Driving recently through the wilds of Connecticut saw the sign for Bridgeport, and flashed on 40 Logan Street, an address that in a certain era was a daily part of the life of most comic professionals. Was that what subconsciously led to Wolverine’s name? Who knows, but he was a colorful character…and that was the address of Chemical Color, where virtually every comic book was color separated for many years (not sure if Charlton did their own seps as part of their very vertically integrated operation).
The women who opaqued films to create the screens that were photographed to create the plates were anonymous to the industry, much less to fandom. Seeing the discussion of whether ‘flatters’ who assist in the current color process should be credited along with the colorists who engage them as assistants brings them to mind. Their work was, in a way, analogous to the flatters: covering designated areas with a dark red opaque while reading and interpreting the color guides sent up by the publishing companies. It was a s sort of paint by numbers task, with the main rule being stay inside the lines.
It also brings to mind how linked the comics publishers were in the early 1970s when I arrived. In the morning, Eddie would make the rounds–I apologize for having long forgotten his name, but I can still recall his face and grazed voice clearly. He’d drive down from Bridgeport with the latest proofs: color transparencies for the covers and sometimes first pages, black and white for the interiors; dropping them off in turn at DC, Marvel, Archie and Harvey (not necessarily in that order). Sometimes he’d bring an extra goody–pages from Curt Swan, or another artist who lived fairly near the plant and wanted to save themself a trip to the city. Of course, it had to be an artist who was confident that the editors wouldn’t ask for corrections or adjustments to be made. In the afternoon, Eddie would return, and pick up artwork for issues or covers to be shot, and their color guides. And sometimes, a package back for Curt with a script and a check.
In my time, we had four people still on the staff at DC who had done color seps in the Golden Age of comics: Sol Harrison, who would go on to head production and then become President of the company before retiring; Jack Adler, a true master of color and its technology, who would color DC’s covers for a generation and then follow Sol as the head of production; Midge Bregman, who most of the staff knew as Sol’s assistant or later mine or finally as our office manager or newsstand sales manger, with her separator days a secret identity; and Lois Barker, quietly working in the files that stored the film negatives, either opaquing them for foreign publishers to drop in other language to the speech balloons, or removing the opaque when we wanted to print them in America.
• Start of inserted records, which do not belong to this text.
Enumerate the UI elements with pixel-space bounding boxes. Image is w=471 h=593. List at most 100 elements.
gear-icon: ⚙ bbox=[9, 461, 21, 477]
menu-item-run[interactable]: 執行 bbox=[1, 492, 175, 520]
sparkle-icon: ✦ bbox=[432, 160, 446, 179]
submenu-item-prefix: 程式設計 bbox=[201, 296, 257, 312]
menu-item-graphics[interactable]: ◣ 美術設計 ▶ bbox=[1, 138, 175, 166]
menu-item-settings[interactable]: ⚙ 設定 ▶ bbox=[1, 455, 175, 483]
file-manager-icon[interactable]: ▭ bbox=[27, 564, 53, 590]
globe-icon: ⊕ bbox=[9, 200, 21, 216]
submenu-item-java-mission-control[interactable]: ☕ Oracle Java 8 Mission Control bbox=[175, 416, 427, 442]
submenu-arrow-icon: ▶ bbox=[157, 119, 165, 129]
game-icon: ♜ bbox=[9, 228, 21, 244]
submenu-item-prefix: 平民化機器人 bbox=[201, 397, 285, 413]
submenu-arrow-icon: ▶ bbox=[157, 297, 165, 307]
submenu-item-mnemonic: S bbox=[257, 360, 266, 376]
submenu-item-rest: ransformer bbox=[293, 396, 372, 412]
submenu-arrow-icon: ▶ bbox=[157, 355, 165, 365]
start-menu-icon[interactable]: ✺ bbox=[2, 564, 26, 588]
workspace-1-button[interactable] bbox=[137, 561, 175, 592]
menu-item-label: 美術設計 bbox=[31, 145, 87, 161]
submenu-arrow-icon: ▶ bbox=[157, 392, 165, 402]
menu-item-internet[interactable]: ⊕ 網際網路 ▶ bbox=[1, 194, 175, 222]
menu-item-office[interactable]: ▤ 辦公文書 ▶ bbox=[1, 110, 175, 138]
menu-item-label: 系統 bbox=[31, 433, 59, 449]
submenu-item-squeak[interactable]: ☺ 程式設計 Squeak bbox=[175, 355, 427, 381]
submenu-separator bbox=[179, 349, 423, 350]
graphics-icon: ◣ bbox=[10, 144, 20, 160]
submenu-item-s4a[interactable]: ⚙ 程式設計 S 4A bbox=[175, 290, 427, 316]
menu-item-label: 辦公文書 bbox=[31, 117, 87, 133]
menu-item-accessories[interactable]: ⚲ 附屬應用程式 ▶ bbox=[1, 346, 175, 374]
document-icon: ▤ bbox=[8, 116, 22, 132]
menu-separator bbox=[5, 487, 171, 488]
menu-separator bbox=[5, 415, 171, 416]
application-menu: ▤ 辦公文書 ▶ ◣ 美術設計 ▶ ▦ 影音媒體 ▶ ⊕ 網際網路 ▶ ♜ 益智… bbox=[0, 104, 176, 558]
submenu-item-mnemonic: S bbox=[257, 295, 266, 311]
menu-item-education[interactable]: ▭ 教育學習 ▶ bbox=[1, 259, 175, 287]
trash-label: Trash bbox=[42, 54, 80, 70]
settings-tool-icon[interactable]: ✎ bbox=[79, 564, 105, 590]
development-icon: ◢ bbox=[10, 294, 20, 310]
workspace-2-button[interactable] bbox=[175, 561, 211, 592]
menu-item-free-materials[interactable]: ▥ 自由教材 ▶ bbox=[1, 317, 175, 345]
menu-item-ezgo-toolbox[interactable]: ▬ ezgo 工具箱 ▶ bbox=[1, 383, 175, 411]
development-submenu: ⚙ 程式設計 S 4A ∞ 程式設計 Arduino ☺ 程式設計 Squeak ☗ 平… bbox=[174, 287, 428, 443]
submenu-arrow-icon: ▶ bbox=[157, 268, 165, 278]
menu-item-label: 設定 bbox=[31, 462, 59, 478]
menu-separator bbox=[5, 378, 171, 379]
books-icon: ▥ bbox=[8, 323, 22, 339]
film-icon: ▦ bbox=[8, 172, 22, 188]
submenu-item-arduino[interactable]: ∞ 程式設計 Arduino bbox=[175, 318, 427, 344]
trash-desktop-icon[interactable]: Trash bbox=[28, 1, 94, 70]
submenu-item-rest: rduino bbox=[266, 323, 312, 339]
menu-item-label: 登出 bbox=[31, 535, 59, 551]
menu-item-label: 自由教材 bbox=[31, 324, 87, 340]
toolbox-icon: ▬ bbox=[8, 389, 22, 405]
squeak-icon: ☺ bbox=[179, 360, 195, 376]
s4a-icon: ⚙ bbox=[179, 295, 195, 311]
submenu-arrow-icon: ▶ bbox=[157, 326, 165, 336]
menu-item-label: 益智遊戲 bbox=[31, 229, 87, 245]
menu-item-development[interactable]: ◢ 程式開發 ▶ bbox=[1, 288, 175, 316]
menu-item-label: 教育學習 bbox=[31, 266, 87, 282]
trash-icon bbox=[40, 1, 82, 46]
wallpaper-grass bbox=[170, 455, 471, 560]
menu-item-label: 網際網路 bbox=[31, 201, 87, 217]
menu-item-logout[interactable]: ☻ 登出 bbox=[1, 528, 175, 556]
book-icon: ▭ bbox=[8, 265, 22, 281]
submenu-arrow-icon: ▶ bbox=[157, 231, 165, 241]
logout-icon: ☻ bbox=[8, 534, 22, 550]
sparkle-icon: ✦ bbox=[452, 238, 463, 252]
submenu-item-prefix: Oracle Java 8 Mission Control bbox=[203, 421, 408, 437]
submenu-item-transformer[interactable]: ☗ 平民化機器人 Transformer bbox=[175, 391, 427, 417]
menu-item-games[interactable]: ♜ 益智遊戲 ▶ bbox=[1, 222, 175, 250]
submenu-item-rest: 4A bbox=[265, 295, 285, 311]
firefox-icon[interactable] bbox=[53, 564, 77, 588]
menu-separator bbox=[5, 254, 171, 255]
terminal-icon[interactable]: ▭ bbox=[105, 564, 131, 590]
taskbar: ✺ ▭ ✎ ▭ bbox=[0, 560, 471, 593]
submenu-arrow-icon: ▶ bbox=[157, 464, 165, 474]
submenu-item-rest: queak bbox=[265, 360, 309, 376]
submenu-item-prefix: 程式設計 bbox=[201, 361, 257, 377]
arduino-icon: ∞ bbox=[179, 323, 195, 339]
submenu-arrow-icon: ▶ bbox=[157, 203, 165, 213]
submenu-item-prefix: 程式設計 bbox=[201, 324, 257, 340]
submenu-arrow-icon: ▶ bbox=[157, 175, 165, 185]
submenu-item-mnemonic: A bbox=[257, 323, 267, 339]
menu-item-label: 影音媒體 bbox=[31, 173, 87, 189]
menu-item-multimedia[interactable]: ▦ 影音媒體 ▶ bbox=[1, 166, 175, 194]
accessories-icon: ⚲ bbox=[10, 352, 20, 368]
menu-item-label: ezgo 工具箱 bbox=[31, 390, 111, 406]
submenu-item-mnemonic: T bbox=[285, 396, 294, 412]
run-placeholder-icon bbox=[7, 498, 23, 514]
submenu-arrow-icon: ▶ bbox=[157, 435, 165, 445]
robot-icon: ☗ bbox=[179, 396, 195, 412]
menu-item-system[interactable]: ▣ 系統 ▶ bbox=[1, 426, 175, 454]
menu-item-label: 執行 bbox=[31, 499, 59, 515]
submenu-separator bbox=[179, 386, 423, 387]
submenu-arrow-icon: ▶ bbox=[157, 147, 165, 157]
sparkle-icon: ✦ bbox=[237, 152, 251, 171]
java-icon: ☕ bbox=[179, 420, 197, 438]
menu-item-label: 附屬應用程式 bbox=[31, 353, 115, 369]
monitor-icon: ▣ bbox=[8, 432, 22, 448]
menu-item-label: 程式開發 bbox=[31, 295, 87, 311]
Lois might have been the first person of color to work on the DC staff.
There are so many questions I wish I had thought to ask these people. Sol and Jack told a few tales, but only a tiny fragment of the experiences of their lives. The other folks I mentioned just did was needed, day after day, and rarely reminisced or revealed. If only my Time Machine worked, I’d tell myself to be more curious…
IIRC, Wolverine was named Logan because he was very short and Mt. Logan is the tallest mountain in Canada.
These are the behind the scenes stories that I love — how the comics were made, not just created, but also as physical objects.